My aim was to deconstruct the lino printmaking process to reflect the destruction of the robot. I experimented with sprinkling the block with a little finely crushed salt but this near completely prevented transfer of ink to the paper. I also worked into the paper with white conte crayon, which works well as a resist with watercolour, but this failed to inhibit printing of the water-based, but much thicker, printing pigment. So I resorted to cutting back into the lino, extensively removing the image, then rebuilding it in gorilla glue. Activated with water, this adhesive froths and expands before drying. I sliced it level with the lino leaving a minutely cratered printing surface. I cut back into this to restore some of the lines. I varied the inking and pressure to get different effects.

8 responses to “Deconstruction

  1. These are excellent. The process shots have also doubled up as a storyboard. She certainly looks as if she is going up in flames. Your use of the glue is intresting. Were you filling gaps with it or sticking back in bits of carved out lino? I too find the lino printing process compelling and you’ve really taken it to another level here.

    • That’s interesting. I had not spotted the storyboard thing. That’s a great idea to do deliberately. The glue is partly repair, but minimally so. At the top of the lino I miscut and attempted to stick back some lino shreds. But the rest is using glue itself to create a new printing surface, more porous less smooth than the lino. But really, I need to get cleverer in cutting to create effects. The nice thing about lino Is it’s so easy to do at home, a great technique with little equipment needed.
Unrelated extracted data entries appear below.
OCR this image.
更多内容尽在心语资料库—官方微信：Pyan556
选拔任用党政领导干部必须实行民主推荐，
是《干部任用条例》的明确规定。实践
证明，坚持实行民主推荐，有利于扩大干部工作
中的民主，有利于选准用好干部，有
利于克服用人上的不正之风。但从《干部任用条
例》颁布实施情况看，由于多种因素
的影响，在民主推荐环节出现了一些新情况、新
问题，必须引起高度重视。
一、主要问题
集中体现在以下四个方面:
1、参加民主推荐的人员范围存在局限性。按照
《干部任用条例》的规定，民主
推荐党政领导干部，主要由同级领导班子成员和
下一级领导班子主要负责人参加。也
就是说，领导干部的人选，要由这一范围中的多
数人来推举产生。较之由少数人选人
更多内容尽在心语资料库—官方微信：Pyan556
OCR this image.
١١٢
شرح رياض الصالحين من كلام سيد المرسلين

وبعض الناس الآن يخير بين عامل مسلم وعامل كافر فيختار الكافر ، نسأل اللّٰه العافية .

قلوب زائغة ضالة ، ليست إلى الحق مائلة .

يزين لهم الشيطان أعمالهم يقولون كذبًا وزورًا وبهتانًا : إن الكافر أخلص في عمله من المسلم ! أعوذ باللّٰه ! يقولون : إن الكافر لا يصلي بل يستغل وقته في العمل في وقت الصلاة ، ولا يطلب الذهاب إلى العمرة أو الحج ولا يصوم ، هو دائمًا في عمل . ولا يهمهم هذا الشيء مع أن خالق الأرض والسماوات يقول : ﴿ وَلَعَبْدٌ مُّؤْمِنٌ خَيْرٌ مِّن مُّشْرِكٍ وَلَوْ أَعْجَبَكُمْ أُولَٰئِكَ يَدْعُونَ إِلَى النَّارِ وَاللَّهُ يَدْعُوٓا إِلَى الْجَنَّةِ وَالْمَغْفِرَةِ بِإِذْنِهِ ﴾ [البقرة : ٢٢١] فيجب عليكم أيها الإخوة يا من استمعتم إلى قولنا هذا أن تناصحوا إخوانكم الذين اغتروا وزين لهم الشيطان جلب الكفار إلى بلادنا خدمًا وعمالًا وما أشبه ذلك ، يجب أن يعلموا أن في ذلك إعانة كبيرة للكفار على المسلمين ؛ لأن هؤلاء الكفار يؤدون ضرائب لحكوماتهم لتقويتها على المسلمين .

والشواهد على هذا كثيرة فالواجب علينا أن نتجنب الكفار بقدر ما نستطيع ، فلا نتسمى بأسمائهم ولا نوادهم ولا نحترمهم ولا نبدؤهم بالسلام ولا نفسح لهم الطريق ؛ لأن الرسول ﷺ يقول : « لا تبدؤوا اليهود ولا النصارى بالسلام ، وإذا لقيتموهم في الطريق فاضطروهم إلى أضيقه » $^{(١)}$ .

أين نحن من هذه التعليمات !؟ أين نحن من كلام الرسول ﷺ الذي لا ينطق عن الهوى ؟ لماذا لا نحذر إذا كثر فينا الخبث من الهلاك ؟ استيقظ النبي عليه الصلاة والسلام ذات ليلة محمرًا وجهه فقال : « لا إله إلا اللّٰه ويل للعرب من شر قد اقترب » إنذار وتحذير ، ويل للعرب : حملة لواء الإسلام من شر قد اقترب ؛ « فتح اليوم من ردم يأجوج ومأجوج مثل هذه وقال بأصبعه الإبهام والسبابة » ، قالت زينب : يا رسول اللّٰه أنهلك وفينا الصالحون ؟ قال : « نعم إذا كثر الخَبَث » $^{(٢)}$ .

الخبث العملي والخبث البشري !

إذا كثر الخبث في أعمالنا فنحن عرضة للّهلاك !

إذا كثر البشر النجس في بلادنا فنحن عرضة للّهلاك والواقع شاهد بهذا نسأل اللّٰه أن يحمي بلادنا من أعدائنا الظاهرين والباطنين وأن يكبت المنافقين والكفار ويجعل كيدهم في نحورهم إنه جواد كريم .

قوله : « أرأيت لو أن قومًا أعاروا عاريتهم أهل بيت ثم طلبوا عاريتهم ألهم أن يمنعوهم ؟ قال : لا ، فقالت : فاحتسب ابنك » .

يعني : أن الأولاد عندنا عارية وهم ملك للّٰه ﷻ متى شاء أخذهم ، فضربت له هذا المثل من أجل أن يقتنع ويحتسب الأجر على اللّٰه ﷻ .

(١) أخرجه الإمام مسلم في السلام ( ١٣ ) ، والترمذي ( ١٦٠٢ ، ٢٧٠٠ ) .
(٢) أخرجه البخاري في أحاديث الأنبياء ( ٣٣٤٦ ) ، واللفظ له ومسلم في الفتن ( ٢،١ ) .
      • Yes, if I understand right, etching gives both finer lines and you are working positively, your cuts are the lines. It’s a whole different way of thinking. Here I am having to think through my negative spaces and textures to use absence as the drawing. That’s the fascination. I’m working today from a photo of two women with brilliant hair, one permed one like a natural mane, one wearing a large bead necklace, then other a huge coarse weave jumper. It’s a great source for textures.